The stripped-back approach was in service of the simpler controls. Beating the left or right drum individually makes DK move in that corresponding direction–rapidly to make him move faster, while beating both together makes him jump. Meanwhile, clapping your hands sends out a shockwave that stuns enemies caught in the radius, collects nearby bananas, and interacts with objects like vines and catapults. Helpfully, this also mitigates the need for exact precision.

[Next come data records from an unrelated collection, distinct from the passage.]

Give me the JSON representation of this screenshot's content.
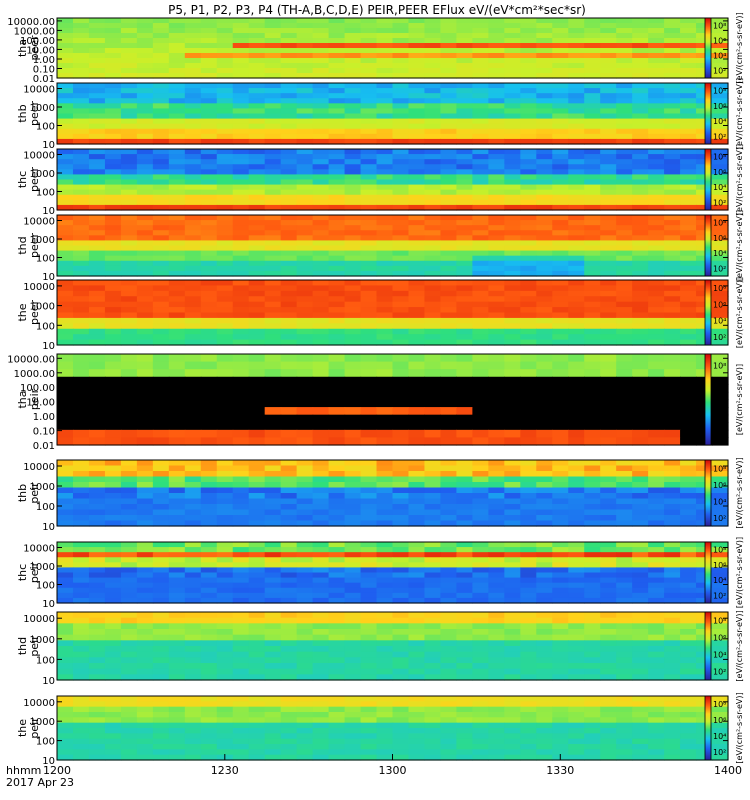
{
  "chart_data": {
    "type": "heatmap",
    "title": "P5, P1, P2, P3, P4 (TH-A,B,C,D,E) PEIR,PEER EFlux eV/(eV*cm²*sec*sr)",
    "x_ticks": [
      "1200",
      "1230",
      "1300",
      "1330",
      "1400"
    ],
    "x_range": [
      "1200",
      "1400"
    ],
    "x_label_lines": [
      "hhmm",
      "2017 Apr 23"
    ],
    "colorbar_unit": "[eV/(cm²-s-sr-eV)]",
    "colorbar_ticks": [
      "10²",
      "10⁴",
      "10⁶",
      "10⁸"
    ],
    "panels": [
      {
        "probe": "tha",
        "product": "peer",
        "y_ticks": [
          "10000.00",
          "1000.00",
          "100.00",
          "10.00",
          "1.00",
          "0.10",
          "0.01"
        ],
        "y_log_range": [
          -2,
          4.3
        ]
      },
      {
        "probe": "thb",
        "product": "peer",
        "y_ticks": [
          "10000",
          "1000",
          "100",
          "10"
        ],
        "y_log_range": [
          1,
          4.3
        ]
      },
      {
        "probe": "thc",
        "product": "peer",
        "y_ticks": [
          "10000",
          "1000",
          "100",
          "10"
        ],
        "y_log_range": [
          1,
          4.3
        ]
      },
      {
        "probe": "thd",
        "product": "peer",
        "y_ticks": [
          "10000",
          "1000",
          "100",
          "10"
        ],
        "y_log_range": [
          1,
          4.3
        ]
      },
      {
        "probe": "the",
        "product": "peer",
        "y_ticks": [
          "10000",
          "1000",
          "100",
          "10"
        ],
        "y_log_range": [
          1,
          4.3
        ]
      },
      {
        "probe": "tha",
        "product": "peir",
        "y_ticks": [
          "10000.00",
          "1000.00",
          "100.00",
          "10.00",
          "1.00",
          "0.10",
          "0.01"
        ],
        "y_log_range": [
          -2,
          4.3
        ]
      },
      {
        "probe": "thb",
        "product": "peir",
        "y_ticks": [
          "10000",
          "1000",
          "100",
          "10"
        ],
        "y_log_range": [
          1,
          4.3
        ]
      },
      {
        "probe": "thc",
        "product": "peir",
        "y_ticks": [
          "10000",
          "1000",
          "100",
          "10"
        ],
        "y_log_range": [
          1,
          4.3
        ]
      },
      {
        "probe": "thd",
        "product": "peir",
        "y_ticks": [
          "10000",
          "1000",
          "100",
          "10"
        ],
        "y_log_range": [
          1,
          4.3
        ]
      },
      {
        "probe": "the",
        "product": "peir",
        "y_ticks": [
          "10000",
          "1000",
          "100",
          "10"
        ],
        "y_log_range": [
          1,
          4.3
        ]
      }
    ]
  }
}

While the game garnered some criticism over being more simplistic and lacking in the secrets and challenge of the Country series, Jungle Beat is anything but easy. What makes it replayable is its score-attack system. Rather than just getting to the end of a level, it’s about earning as many bananas as possible, and the way to get more bananas is by earning more beats. For instance, you could just walk and jump to collect the bananas onscreen, but if you clap, the shockwave collects them all around you instantly, which in turn increases your beat score.

Defeating enemies and interacting with objects also gains beats, but the real trick is performing all these actions together while airborne, which builds up a combo. The higher the combo, the more beats and bananas you get–one way of gaining more beats is not from bananas but flowers. At the end of each kingdom, your banana total also determines your rank, where you’re awarded a crest for bronze, silver and gold, which is important as it’s also how you unlock more levels in the game.

Rather than a world map made of different levels that culminate in a boss fight, each kingdom is made up of two levels and a boss battle, which have to be completed before you’re scored. However, you can’t collect any more bananas during the boss battles, some which include rival Kongs that take the form of one-on-one brawls where you have to avoid a punch at the right time before bashing the drums for a counter.

It then ups the stakes, as you try to avoid getting hit, which causes you to lose bananas, which also counts as your health. Having hundreds means the game is incredibly generous when it comes to life, but there’s nothing worse than having racked up over 800 bananas (the number required for a gold crest in the first two stages) only to mess up against the boss and drop a rank.

While this simple control scheme still allows for some interesting maneuvers like backflips and wall jumps, the execution isn’t without its flaws. Even if the instruction manual warns that the bongos are highly sensitive, in the heat of playing Jungle Beat, it’s all too easy to beat the drums so hard (especially when it feels like a beat hasn’t been registered) that the microphone mistakes it for a clap instead, while even a brief session is likely to leave your palms sore from so much clapping. But even though you can technically play with a regular GameCube controller, and some would argue using the C-stick triggers shockwaves with more precision than hand claps, that would also largely rob the game of its unique charm.

Looking back, Jungle Beat might be more of a curio before Retro picked up the baton years later, while EAD Tokyo arguably went on to far greater feats, its next project being all-time classic Super Mario Galaxy. Yet with its design to make a more approachable game that could appeal to more players with a unique control scheme, you can see that kind of thinking as a precursor to the Wii’s philosophy. It did receive a Wii port sans bongos. And while it may not have resulted in a sequel, I can’t help but think that it was influential in its own way. I wouldn’t be surprised if the streamers who beat Dark Souls with a dance mat or a banana hadn’t come across Jungle Beat first.

With Retro focused on the upcoming Metroid Prime 4, there’s been speculation that Nintendo is once again internally developing a new Donkey Kong game, which would make sense following the opening of the Donkey Kong Country area in Universal Studios’ Super Nintendo World. Whatever the future holds, I can only hope that it contains ideas even a fraction as bananas as Jungle Beat’s.